Entre la Seine et la rue de l'Université, sur deux hectares de terrain à l'ombre de la tour Eiffel, le chantier du futur musée avance à pas de géant, mais dans la discrétion la plus totale : on ne visite pas, on ne photographie pas. L'équipe du musée et son président, Stéphane Martin, ont fait une exception pour nous et il faut bien l'avouer : ce que l'on découvre ici étonne et séduit tout à la fois. On le voit en détail avec les prises de vue de notre photographe Jean-Michel Voge, qui jouent avec la lumière et creusent les contrastes comme le feraient des gravures de Piranèse. Mais d'emblée, dès que l'on pénètre sur le chantier, on est saisi par un sentiment d'harmonie : le bâtiment promet de se couler dans le paysage en épousant la courbe de la Seine qui lui fait face et en se dressant, à faible hauteur, entre deux jardins qui évoquent quelque bois sacré. En plein Paris, cette architecture soucieuse d'écologie est une promesse de bien-être.

En exclusivité dans nos pages, soyez les premiers à arpenter le chantier du musée du quai Branly. Quatorze équipes d'architectes étaient en lice pour ce projet. C'est Jean Nouvel qui l'a emporté devant le duo Fanuele-Eisenman et Renzo Piano. «J'ai voulu, dit Nouvel, un bâtiment qui ne soit pas immédiatement visible, qui ne soit pas un objet qui se montre. Côté quai Branly, il est protégé par une paroi de verre sur laquelle jouent les ombres des arbres. Le bâtiment mesure 200 mètres de long et semble émerger d'un jardin féerique. Perché sur des pilotis, il est pourtant pratiquement invisible pour le piéton, enserré qu'il est de part et d'autre dans les masses végétales.» L'édifice est surmonté d'une terrasse d'où l'on voit, à l'ouest, la tour Eiffel et le Trocadéro, en face, le palais de Tokyo, et qui est bordée par des surfaces d'eau infranchissables jouant le rôle de balustrades.
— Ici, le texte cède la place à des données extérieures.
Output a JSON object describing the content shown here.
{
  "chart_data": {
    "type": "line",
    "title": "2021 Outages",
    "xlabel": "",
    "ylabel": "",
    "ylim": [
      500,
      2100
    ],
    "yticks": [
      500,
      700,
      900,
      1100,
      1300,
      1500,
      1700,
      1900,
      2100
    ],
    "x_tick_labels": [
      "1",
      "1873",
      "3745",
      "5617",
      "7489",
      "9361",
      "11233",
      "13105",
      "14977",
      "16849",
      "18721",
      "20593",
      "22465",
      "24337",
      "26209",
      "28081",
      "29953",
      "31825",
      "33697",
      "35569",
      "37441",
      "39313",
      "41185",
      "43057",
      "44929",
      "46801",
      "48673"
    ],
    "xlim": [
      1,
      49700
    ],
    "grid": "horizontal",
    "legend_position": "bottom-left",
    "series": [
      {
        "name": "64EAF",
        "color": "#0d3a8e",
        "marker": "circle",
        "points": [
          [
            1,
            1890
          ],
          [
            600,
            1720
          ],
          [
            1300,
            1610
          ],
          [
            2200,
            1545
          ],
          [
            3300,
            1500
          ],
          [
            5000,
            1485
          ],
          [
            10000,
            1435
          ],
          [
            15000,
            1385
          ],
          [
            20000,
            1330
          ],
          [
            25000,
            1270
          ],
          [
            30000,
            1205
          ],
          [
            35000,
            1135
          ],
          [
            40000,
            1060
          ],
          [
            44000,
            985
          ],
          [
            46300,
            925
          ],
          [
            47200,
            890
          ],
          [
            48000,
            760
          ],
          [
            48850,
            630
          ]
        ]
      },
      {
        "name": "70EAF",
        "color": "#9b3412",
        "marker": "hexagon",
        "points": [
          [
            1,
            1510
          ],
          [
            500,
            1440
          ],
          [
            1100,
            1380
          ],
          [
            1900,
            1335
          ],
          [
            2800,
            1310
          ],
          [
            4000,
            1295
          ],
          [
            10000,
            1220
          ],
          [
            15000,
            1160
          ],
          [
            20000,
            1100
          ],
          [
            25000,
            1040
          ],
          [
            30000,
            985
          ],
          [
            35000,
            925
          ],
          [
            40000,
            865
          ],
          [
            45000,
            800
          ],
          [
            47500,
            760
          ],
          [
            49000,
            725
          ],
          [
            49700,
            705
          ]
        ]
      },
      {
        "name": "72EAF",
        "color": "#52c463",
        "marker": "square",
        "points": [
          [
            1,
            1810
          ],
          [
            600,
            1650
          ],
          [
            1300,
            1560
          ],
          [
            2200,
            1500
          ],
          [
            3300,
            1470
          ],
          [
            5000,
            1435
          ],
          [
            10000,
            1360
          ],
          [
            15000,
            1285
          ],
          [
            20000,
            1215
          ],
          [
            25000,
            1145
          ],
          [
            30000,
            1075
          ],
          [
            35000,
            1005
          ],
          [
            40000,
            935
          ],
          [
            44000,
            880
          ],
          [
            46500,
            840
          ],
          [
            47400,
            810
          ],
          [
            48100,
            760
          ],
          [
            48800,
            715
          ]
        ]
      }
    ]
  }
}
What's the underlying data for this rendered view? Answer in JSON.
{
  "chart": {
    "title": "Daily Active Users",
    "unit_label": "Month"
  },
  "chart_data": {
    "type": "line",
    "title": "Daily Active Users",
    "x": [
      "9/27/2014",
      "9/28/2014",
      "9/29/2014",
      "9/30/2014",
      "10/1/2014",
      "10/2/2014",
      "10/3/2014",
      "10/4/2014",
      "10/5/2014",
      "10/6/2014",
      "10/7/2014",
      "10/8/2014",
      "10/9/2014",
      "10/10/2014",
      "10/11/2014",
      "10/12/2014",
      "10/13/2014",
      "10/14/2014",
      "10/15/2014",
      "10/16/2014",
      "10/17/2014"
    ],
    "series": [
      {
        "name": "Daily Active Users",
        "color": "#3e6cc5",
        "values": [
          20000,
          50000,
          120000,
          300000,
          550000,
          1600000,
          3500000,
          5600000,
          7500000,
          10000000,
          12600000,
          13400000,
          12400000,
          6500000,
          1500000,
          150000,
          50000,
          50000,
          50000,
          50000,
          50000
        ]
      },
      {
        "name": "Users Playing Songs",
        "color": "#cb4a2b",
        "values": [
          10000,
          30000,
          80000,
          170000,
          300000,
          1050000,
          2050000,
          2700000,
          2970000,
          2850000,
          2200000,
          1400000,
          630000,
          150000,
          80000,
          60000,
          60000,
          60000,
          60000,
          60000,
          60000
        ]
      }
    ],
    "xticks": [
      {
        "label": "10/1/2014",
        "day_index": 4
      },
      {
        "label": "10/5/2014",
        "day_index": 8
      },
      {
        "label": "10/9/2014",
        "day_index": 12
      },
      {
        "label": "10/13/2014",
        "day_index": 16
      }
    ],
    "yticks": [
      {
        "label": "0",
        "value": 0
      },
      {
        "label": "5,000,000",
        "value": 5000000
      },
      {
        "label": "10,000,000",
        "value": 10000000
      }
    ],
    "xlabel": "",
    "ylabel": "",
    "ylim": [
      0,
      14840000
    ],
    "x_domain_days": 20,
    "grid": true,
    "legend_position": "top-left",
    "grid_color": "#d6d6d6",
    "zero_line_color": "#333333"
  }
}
L'énumération des essences végétales qui entourent le musée tient de l'inventaire de Prévert mais ne manque pas de poésie : chênes, érables argentés, lianes géantes, vignes de Chine, glycines et clématites sauvages côté nord ; magnolias, cerisiers à écorce cuivrée, clairière d'épineux et bambous côté sud.

Dernier grand terrain constructible situé au coeur de la capitale, le projet du quai Branly devait affronter deux problèmes majeurs : le respect strict de l'urbanisme environnant et la construction d'un musée des Arts dits «premiers» dont l'architecture se devait d'être aussi légère que possible afin de s'effacer devant les objets exposés : «Un musée, confirme Jean Nouvel, est bien sûr essentiel pour participer à l'éveil des sensibilités et à l'approfondissement des connaissances. Mais un musée des Arts et des Civilisations expose des objets qui ont un sens dans des civilisations encore bien vivantes et qui ne doivent donc pas être perçus comme des trophées. Un musée comme celui du quai Branly ne doit pas être simplement un lieu d'informations didactiques, mais aussi un lieu d'émotion.» Un musée, donc, conçu et construit autour de la collection. Tout est là : ce n'est pas l'architecture qui se montre mais les oeuvres.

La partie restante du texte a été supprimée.